Auf dem Weg, die rätselhaften Neutrinos zu verstehen, sind Forscher der University of Washington einen Schritt weiter gekommen: Dem Team um Kurt Snover gelang es, die Rate der Elementarteilchen, die in der Sonne entstehen, genauer als jemals zuvor vorherzusagen.
Wie Snover und seine Kollegen in den “Physical Review Letters” berichten, führten sie ein Experiment mit einem Teilchenbeschleuniger durch, um herauszufinden, welche Prozesse in der Sonne wie viele Neutrinos produzieren. Dazu bombardierten sie ein kleines Stück aus dem radioaktiven Stoff Beryllium-7 mit einem Protonenstrahl.
Dabei entstand das Element Bor mit der Massenzahl acht, das mit einer Halbwertszeit von einer Sekunde wieder zerfällt und dabei ein Neutrino abgibt. Aus der Menge des entstandenen Bors erschlossen die Forscher die Rate der entstehenden Neutrinos.
Das Ergebnis belegte, dass die Sonne etwa 17 Prozent mehr Neutrinos produzieren müsste als bisher gedacht. Diese Menge hängt von der Sonnentemperatur und von der Menge vorhandenen Wasserstoffs, Heliums und Berylliums ab. Die Fusion von Beryllium-7 mit Wasserstoff ist dabei ein wichtiger Faktor.

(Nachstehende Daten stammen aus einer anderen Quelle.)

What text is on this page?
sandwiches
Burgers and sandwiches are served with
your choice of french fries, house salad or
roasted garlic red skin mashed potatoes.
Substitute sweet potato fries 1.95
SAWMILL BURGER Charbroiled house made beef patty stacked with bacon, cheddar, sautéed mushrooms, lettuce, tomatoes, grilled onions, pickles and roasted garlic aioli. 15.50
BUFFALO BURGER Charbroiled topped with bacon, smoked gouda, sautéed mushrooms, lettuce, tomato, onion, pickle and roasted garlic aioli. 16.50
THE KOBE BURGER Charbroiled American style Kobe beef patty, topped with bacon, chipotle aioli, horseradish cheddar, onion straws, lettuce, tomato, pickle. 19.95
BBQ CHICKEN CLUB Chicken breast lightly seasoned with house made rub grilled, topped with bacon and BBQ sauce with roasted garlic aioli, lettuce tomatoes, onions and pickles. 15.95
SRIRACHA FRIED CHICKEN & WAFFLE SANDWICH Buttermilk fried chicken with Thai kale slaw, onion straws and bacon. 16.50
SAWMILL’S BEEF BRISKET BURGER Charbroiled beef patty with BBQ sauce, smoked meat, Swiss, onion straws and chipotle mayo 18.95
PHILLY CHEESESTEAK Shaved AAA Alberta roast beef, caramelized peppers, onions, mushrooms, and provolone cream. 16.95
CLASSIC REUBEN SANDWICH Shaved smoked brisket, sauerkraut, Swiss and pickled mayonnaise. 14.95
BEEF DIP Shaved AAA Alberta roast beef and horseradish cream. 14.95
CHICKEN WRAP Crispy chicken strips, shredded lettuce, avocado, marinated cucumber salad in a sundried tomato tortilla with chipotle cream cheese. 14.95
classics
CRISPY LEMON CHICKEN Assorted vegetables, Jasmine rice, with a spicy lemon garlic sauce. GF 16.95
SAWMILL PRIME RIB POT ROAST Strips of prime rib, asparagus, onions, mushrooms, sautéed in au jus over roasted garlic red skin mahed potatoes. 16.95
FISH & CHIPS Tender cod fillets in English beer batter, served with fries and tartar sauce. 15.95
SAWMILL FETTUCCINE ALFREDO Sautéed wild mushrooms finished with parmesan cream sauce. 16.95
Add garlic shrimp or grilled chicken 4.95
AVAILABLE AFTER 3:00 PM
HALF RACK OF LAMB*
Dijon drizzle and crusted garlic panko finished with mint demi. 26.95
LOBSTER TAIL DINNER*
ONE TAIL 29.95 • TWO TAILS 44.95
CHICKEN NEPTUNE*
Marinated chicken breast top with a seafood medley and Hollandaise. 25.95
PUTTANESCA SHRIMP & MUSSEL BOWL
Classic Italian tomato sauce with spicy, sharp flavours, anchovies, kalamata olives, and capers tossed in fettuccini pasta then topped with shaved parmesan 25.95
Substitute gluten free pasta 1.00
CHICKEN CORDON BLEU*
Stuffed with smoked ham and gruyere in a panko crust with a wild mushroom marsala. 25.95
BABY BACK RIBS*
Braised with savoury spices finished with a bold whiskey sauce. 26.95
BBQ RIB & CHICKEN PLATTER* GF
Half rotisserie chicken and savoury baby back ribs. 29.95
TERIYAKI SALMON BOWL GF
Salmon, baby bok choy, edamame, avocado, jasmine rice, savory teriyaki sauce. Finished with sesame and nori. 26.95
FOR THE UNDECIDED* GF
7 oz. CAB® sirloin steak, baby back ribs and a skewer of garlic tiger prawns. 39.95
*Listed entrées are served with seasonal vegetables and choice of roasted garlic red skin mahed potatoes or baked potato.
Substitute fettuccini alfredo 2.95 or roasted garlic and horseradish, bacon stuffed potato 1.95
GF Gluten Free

Die Sonnenneutrinos hatten den Physikern lange Zeit Rätsel aufgegeben. Auf der Erde traf nur ein Bruchteil der Neutrinos ein, die der Theorie nach hätten gebildet werden müssen. Erst in den vergangenen drei Jahren zeigten Experimente mit dem Super-Kamiokande-Detektor in Japan und dem Sudbury Neutrino Observatory in Kanada, dass die Neutrinos, die in drei verschiedenen Formen vorkommen, auf dem Weg zwischen Sonne und Erde ihre Gestalt wechseln. Deswegen wurden vorher zu wenig Neutrinos registriert.